Jason Njoku (Nigeria) est le fondateur d’iRokoTV, le plus important distributeur de films nigérians au monde. IrokoTV permet à ses abonner d’accéder en ligne aux nouveaux films nigérians et ghanéens pour un abonnement mensuel de 5 dollars. L’entreprise, qui compte plus de 500 000 abonnés, a pu lever près de 12 millions de dollars auprès d’investisseurs privés. Justin Clarke (Afrique du Sud) & Carey Eaton (Kenya) sont les cofondateurs et principaux actionnaires de One Africa Media (OAM). Évalué à 80 millions de dollars, OAM est le plus important fournisseur africain de petites annonces en ligne à travers plusieurs sites spécialisés. Njeri Rionge (Kenya) a fait fortune en co-fondant Wananchi Online, l’un des principaux fournisseurs de services internet et de téléphonie en ligne, en Afrique de l’Est. En 2011, l’entreprise a cédé 50% de ses parts au groupe américain Emerging Capital Partners (ECP) pour 26 millions de dollars.

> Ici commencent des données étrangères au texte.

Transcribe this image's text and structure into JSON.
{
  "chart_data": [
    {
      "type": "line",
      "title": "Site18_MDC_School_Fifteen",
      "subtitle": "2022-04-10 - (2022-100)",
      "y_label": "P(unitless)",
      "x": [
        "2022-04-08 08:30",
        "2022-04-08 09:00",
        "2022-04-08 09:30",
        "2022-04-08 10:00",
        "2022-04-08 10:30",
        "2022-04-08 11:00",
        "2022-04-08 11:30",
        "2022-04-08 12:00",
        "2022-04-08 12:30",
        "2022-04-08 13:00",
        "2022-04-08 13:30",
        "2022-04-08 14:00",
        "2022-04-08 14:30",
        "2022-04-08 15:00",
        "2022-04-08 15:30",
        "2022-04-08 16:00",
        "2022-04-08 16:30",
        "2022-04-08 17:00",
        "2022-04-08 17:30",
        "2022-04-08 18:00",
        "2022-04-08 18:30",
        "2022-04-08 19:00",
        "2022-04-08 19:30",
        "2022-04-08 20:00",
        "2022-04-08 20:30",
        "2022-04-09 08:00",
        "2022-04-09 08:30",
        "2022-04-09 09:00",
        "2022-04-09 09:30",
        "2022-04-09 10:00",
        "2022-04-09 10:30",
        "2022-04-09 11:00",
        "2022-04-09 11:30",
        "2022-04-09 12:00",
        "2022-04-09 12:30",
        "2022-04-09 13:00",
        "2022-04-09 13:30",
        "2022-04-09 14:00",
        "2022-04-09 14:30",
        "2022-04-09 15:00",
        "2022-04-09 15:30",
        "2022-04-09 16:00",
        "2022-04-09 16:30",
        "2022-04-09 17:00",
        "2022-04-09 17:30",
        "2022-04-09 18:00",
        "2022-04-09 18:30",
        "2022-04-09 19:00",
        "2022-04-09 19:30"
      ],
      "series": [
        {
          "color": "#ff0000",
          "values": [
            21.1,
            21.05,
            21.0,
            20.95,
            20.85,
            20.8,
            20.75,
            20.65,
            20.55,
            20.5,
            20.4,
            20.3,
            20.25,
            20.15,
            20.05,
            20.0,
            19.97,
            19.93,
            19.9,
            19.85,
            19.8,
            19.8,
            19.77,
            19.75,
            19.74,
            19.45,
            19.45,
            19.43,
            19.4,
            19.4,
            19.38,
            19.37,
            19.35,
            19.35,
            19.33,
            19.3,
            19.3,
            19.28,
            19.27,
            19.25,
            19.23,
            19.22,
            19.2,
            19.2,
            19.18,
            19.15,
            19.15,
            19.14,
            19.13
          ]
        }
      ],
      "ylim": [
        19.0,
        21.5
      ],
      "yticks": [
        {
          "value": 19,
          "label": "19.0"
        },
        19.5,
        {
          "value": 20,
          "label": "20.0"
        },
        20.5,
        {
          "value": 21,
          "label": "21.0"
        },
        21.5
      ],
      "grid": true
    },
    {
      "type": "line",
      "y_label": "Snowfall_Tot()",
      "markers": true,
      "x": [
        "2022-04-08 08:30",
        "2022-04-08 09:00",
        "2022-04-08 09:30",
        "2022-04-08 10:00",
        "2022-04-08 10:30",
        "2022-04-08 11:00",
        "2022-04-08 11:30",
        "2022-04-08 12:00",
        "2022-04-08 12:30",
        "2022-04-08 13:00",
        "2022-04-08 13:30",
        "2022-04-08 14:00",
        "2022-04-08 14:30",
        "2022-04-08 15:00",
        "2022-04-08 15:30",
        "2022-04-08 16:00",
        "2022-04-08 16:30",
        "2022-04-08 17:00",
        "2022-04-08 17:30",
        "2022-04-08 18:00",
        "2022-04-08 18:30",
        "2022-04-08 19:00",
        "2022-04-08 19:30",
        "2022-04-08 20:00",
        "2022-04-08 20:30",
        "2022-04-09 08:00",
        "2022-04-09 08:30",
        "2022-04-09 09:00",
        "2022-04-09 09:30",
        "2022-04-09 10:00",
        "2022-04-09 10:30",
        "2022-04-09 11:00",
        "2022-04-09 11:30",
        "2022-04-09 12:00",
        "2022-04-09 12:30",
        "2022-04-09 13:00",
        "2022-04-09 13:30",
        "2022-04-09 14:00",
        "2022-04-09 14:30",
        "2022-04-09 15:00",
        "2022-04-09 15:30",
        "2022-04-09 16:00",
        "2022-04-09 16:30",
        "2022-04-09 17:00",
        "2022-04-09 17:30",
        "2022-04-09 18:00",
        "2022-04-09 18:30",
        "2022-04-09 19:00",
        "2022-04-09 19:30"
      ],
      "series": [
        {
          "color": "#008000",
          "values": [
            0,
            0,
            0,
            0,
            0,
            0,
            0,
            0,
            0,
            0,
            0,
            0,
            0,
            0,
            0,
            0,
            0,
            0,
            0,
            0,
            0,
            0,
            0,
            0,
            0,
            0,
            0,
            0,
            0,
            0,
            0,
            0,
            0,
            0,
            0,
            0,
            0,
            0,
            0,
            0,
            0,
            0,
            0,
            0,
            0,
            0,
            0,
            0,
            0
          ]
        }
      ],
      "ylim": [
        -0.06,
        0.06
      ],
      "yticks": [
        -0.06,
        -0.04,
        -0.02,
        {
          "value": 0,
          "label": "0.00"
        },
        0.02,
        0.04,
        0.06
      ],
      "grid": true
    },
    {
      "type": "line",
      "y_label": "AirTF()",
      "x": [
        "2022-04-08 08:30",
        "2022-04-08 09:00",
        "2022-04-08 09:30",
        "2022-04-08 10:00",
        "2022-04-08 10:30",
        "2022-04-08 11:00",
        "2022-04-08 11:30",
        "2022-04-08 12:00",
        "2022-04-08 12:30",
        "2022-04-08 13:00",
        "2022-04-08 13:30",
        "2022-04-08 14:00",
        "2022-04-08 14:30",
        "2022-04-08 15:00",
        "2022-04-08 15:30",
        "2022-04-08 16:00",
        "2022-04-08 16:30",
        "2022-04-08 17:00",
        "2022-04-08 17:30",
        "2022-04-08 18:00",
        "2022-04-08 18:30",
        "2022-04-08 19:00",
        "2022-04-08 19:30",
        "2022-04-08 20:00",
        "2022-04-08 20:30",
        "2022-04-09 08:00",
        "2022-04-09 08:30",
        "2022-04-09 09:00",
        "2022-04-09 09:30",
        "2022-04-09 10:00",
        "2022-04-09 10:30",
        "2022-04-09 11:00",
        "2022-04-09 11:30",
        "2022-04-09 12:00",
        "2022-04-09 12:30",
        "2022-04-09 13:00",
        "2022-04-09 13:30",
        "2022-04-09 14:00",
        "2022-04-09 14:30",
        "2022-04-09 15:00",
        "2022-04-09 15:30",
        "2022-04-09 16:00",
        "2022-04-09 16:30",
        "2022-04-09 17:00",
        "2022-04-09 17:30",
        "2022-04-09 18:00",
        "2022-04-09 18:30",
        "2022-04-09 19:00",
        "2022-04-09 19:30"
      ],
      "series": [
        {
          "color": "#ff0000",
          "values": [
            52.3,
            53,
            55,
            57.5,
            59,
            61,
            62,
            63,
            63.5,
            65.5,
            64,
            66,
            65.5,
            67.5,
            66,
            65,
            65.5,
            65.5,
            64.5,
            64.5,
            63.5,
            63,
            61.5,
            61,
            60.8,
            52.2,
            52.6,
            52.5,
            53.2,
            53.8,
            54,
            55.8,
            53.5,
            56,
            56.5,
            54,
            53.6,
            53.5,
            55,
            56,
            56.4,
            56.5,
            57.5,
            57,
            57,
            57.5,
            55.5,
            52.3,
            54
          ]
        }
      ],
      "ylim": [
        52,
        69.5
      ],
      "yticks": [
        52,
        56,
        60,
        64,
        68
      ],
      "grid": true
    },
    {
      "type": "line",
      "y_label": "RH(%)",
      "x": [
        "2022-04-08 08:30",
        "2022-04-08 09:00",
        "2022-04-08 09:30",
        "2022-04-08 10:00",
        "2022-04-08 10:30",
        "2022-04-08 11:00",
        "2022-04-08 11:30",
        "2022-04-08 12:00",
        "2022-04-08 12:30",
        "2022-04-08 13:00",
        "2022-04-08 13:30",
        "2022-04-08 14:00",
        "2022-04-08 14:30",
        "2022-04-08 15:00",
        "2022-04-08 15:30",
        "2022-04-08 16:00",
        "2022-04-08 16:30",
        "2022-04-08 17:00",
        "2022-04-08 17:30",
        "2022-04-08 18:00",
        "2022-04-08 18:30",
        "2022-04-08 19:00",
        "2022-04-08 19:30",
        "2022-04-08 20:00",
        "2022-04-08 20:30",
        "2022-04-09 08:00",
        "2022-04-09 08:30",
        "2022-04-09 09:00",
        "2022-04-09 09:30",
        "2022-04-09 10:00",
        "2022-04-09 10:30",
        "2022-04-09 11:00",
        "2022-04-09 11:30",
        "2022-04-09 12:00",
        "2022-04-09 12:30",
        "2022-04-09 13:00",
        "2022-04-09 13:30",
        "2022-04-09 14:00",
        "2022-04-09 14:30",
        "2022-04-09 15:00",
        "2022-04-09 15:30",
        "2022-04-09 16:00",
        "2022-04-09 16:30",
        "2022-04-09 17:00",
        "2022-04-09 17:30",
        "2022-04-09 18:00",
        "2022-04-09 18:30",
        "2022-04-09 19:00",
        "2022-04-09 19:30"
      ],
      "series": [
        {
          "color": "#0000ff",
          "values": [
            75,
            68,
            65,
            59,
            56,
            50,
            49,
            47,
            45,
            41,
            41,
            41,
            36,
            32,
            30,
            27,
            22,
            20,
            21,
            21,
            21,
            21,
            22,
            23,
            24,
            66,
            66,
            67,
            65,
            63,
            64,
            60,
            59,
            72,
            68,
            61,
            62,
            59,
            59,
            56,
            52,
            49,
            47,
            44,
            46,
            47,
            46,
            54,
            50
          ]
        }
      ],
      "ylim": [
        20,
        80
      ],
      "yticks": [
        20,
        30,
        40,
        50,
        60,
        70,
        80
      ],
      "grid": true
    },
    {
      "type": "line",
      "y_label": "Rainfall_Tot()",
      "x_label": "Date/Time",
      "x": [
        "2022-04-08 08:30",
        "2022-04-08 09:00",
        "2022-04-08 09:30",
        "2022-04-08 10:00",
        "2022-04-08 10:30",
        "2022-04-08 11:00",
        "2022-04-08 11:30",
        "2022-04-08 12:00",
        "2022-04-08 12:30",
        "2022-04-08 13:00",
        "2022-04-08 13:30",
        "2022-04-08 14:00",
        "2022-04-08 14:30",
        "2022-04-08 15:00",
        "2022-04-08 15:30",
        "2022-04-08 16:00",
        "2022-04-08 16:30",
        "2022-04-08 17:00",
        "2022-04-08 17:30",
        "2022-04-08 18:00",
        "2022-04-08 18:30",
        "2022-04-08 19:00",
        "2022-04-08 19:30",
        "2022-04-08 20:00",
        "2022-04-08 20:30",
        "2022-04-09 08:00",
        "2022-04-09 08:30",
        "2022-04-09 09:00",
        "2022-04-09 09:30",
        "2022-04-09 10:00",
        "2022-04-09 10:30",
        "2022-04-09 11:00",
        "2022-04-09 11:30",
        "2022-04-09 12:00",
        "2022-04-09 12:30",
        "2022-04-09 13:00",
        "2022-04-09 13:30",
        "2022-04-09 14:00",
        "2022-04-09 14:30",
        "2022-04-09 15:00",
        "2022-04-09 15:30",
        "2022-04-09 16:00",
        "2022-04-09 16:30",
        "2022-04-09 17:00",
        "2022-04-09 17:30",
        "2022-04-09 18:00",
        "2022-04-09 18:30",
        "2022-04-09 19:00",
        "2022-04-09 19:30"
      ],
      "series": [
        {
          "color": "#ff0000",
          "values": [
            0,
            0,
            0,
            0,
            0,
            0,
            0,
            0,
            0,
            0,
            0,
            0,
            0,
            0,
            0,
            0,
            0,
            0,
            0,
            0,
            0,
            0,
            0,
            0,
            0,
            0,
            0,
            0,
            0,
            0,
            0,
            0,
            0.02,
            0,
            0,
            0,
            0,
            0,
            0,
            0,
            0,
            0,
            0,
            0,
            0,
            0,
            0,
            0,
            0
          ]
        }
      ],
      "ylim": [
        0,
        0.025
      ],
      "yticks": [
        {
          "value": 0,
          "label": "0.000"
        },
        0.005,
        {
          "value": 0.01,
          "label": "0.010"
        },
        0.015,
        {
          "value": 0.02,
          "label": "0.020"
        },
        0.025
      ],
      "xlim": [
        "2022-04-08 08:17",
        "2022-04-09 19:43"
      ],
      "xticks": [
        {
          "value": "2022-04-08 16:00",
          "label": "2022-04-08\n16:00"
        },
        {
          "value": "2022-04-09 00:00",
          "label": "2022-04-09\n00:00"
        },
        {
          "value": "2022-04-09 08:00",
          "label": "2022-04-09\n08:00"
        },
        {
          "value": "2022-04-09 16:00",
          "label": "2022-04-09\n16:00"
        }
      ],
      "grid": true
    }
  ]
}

Ronnie Apteker (Afrique du Sud) a fondé Internet Solutions, le premier fournisseur de service internet d’Afrique du Sud, en 1993. Après avoir revendu, quatre ans plus tard, son entreprise pour un montant de 65 millions de dollars, Ronnie Apteker, continue d’investir dans de nombreuses entreprises en ligne et a également participé à la production et à l’écriture d’une dizaine de films.